Arrow ne yazık ki yokuş aşağı giden 3. sezondan sonra halen belirli bir seviyeye yükselip o seviyeyi koruyabilen bir diziye evrilemedi. Constantine bölümü pek parlak olmasa da Constantine sayesinde işi götürmeyi becermişlerken ondan bir önceki bölüm hiçbir doğaüstü şeye (meta-human, büyü vs) sırtını dayamadan sadece kirli polisler üzerinden şahane bir karakter draması sunmuştu. Lost Souls ile ilgili ne hissettiğimden ise pek emin değilim. Kötü diyemem ama umursayacağım ve üstüne konuşabileceğim bir gelişme yaşandığını söylemek mümkün değil.

Spoiler diyebilecek kadar kayda değer bir şey yok ama yine resimden sonrası için uyarımızı yapalım.


Ray’in patlamada ölmediğini, ufaldığını ve Damien Darhk Paşa tarafından esir alındığını öğreniyoruz. Bu bilgiyi nereden ediniyoruz? Küçülüp kapatıldığı kutunun içinden Felicity ile cam açıyorlar. Kendisi küçülmüş de küçülmüş, biraz hırpalanmış ama sevimliliğinden bir şey kaybetmemiş. Hal böyle olunca neredeyse bölümün tamamını Ray’i geri getirmek için uğraşan Felicity ile yememiz kaçınılmaz oluyor.

Ollie’nin tüm özverisi, iyi niyeti ve Ray’i geri getirmek için gösterdiği çabaya rağmen Felicity’nin attığı triplerden bir ara ben bile overdose oldum.

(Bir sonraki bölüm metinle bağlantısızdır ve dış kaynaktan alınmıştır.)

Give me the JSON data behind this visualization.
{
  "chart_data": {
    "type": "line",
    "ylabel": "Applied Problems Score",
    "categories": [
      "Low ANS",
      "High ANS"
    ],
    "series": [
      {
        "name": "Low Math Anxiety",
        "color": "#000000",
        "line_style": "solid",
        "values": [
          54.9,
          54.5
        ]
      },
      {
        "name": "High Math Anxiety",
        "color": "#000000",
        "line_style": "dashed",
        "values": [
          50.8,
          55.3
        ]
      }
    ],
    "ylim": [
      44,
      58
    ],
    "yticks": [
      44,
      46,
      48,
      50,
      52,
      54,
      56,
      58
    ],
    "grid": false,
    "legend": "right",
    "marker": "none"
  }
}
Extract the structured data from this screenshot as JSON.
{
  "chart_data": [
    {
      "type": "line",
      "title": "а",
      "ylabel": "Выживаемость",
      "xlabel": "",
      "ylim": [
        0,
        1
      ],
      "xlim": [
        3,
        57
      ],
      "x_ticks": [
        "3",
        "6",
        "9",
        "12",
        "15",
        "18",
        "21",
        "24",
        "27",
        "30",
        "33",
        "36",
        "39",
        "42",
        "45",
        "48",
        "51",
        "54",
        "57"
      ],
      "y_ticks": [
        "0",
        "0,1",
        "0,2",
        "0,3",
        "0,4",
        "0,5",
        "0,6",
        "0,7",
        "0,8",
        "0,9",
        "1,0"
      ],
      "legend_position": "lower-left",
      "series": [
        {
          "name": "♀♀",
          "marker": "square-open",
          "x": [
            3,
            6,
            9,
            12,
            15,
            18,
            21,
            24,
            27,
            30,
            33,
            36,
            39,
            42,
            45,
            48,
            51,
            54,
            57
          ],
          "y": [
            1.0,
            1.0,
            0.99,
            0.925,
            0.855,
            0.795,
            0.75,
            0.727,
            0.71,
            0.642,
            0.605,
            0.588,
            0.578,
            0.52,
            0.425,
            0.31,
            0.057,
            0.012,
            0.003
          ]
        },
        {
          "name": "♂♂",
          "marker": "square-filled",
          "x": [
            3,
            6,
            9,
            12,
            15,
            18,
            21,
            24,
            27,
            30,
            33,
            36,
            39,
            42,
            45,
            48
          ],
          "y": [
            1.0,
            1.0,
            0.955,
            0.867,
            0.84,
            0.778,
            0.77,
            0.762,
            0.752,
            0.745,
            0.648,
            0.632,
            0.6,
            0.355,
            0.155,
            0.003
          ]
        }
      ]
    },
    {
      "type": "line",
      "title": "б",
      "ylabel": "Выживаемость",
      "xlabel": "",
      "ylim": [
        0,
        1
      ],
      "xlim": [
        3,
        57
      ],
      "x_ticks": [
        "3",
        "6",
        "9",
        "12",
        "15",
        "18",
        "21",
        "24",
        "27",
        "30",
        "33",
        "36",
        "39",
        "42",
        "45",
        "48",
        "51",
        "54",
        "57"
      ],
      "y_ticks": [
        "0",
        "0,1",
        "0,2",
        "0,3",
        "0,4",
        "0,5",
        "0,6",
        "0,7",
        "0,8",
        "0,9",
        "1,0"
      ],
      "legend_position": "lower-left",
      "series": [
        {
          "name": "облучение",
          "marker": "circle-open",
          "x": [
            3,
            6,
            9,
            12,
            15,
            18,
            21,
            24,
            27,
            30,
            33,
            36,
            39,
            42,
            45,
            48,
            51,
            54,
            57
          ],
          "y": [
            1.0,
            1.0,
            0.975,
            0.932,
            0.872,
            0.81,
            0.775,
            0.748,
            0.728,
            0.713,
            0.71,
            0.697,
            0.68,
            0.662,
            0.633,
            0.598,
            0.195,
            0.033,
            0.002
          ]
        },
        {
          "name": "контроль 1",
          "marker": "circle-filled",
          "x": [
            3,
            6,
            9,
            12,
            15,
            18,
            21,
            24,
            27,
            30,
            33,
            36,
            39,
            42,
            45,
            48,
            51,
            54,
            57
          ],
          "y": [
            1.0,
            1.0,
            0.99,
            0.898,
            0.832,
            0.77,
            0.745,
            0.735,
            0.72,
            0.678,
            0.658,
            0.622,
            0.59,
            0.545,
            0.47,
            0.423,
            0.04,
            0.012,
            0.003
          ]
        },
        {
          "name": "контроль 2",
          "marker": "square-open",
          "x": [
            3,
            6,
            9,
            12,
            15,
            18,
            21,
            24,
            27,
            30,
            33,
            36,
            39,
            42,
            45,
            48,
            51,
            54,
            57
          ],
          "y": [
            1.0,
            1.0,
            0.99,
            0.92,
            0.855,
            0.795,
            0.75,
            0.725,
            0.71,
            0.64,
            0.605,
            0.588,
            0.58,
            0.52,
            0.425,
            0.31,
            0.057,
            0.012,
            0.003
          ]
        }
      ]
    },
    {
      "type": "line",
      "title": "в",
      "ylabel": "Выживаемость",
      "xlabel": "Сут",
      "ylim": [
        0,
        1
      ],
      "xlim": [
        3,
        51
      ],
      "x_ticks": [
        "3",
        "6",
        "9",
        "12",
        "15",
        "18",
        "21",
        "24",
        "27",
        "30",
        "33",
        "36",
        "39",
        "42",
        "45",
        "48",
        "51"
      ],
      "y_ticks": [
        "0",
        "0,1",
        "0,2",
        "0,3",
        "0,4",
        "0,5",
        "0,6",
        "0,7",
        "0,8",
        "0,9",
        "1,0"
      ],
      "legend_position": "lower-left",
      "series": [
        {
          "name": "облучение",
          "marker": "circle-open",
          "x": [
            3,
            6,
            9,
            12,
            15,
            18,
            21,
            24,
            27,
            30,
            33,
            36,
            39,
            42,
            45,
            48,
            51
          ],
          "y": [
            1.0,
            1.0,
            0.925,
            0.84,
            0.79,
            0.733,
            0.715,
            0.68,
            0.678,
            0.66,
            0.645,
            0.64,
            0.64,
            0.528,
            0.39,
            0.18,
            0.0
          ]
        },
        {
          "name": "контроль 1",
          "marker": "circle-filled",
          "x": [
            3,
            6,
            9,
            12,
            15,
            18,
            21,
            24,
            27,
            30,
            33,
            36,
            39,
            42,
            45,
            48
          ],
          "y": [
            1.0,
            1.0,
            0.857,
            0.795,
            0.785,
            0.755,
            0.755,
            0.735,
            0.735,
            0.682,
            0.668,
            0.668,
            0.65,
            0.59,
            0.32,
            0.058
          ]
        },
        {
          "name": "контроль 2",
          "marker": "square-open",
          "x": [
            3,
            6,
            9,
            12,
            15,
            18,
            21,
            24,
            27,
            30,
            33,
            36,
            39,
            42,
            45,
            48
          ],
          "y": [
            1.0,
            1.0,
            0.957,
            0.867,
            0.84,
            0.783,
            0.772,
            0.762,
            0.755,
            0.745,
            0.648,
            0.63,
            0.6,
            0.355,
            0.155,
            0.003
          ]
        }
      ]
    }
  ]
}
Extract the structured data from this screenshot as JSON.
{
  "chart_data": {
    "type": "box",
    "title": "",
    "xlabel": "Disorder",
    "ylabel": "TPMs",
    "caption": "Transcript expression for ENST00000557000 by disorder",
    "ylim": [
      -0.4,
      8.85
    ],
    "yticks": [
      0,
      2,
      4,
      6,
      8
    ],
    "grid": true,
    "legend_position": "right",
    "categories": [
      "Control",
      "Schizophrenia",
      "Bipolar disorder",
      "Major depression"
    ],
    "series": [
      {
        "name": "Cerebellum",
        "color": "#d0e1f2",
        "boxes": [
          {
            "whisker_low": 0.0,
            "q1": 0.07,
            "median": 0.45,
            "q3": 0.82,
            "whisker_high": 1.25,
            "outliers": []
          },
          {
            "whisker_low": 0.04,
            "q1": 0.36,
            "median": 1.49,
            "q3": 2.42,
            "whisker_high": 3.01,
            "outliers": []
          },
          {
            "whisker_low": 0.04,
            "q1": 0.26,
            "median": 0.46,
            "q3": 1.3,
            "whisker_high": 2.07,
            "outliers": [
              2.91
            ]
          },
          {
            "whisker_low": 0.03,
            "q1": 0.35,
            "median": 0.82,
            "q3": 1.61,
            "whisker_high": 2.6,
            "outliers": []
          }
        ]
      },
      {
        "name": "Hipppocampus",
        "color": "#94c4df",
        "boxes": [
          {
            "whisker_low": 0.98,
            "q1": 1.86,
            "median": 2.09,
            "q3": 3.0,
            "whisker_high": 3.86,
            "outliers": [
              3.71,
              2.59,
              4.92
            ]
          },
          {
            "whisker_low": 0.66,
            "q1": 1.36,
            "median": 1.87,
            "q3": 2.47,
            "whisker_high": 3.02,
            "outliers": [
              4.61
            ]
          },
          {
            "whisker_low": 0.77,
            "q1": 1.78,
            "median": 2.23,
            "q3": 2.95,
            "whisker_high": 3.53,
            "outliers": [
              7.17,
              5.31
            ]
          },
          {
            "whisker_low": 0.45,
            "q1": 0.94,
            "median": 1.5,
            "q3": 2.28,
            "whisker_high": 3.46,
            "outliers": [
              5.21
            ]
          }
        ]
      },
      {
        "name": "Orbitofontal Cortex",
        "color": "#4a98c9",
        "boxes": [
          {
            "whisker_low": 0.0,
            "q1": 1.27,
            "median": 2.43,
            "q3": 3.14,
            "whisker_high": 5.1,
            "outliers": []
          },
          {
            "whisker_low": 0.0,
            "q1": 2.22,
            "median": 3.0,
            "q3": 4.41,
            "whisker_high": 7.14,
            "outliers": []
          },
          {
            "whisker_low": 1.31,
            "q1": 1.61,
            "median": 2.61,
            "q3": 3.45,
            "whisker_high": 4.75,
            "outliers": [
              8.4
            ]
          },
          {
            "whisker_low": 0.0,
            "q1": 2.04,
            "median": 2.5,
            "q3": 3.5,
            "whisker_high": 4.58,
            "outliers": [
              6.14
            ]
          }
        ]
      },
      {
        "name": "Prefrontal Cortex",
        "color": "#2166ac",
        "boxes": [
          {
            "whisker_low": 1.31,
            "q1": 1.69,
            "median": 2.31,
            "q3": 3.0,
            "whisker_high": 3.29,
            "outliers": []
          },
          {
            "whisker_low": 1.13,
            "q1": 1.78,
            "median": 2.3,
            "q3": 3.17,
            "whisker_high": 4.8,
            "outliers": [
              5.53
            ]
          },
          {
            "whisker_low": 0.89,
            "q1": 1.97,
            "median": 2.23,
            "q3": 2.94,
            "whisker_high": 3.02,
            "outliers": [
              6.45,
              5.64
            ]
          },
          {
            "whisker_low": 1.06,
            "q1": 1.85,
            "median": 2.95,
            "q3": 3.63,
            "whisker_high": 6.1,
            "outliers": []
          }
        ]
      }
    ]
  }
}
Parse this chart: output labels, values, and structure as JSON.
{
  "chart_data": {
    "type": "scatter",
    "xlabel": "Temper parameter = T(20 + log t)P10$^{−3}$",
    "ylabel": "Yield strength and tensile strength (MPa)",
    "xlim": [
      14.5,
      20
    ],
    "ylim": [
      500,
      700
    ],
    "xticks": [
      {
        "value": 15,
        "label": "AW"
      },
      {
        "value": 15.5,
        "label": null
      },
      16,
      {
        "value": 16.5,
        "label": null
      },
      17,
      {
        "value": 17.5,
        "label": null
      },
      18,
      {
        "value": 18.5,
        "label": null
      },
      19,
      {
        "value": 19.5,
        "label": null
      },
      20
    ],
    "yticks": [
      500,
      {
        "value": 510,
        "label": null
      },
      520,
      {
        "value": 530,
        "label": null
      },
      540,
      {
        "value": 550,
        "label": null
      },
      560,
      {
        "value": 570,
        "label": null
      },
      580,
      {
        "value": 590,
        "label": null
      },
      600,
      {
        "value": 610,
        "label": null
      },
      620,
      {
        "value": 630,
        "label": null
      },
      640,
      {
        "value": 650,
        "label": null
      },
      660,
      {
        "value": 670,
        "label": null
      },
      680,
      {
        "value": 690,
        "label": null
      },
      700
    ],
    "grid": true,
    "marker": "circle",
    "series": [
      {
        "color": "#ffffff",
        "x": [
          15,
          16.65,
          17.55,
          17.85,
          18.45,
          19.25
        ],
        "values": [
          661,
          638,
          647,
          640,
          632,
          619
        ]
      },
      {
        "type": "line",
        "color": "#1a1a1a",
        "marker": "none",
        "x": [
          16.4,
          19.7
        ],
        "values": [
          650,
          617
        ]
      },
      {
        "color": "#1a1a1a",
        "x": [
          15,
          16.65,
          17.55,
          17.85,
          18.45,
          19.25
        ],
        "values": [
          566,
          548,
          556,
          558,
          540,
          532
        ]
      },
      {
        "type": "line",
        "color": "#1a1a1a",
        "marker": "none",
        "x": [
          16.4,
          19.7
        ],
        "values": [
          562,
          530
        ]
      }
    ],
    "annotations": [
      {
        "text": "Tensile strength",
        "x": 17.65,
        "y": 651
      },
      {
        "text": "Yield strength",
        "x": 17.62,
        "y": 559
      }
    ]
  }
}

Bazen Oliver’ın “böyle aşkın ızdırabını” deyip Nanda Parbat’a yerleşesi geliyor mudur merak ediyorum. Geçen sezonki hikayenin Felicity’nin Oliver’a attığı tripler, Diggle’ın Oliver’a attığı tripler, Laurel’ın Oliver’a attığı tripler, Thea’nın Oliver’a attığı tripler ve Oliver’ın hepsine attığı tripler üzerine kurulu olduğunu düşünürsek aynı yola sapacağız diye ne kadar endişelendiğimi tahmin edersiniz.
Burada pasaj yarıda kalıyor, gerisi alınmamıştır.